Very Late Afterpulses and Search for the Neutron Echo in IceCube

TL;DR

This paper explores the detection of very late afterpulses in IceCube to identify the Neutron Echo phenomenon, which could enhance understanding of neutrino interactions and improve particle identification.

Contribution

It introduces a new deadtime-free readout mode enabling detection of late signals, and discusses its potential for probing neutron capture signals in IceCube.

Findings

Extended readout window captures late pulses

Observed excess consistent with Neutron Echo hypothesis

Enhanced particle identification capabilities

Abstract

While high-energy astrophysical neutrinos are well-established, their flavor composition remains relatively unconstrained. In IceCube, long muon tracks from $\nu_\mu$ charged-current interactions are easily identified but the detector geometry does not allow sufficient resolution to distinguish cascade-type events.
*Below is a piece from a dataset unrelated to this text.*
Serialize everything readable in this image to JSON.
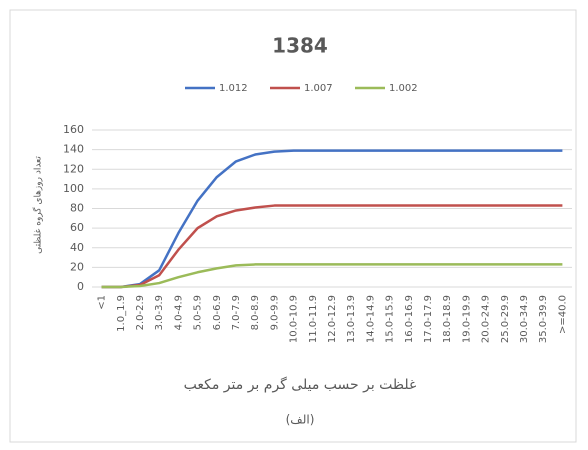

The Neutron Echo - a delayed light signal in the detector from neutron capture and de-excitation - can probe the shower's hadronic content and thus the underlying interaction. A significant background arises from late PMT afterpulses, which are temporally coincident with the physics signal. The traditional IceCube data acquisition system has a limited readout window with significant deadtime between triggers, which is insufficient to capture the late pulses. A recently developed deadtime-free readout mode, with an extended window, enables their detection. An observed excess in the delayed time spectrum over the background would be compatible with the Neutron Echo hypothesis. In this contribution, we summarize the physics scope of delayed signals, discuss the timing spectrum of signal and PMT background, highlight the capabilities of the new system for recording late pulses, and emphasize the potential of IceCube for particle identification through delayed signals.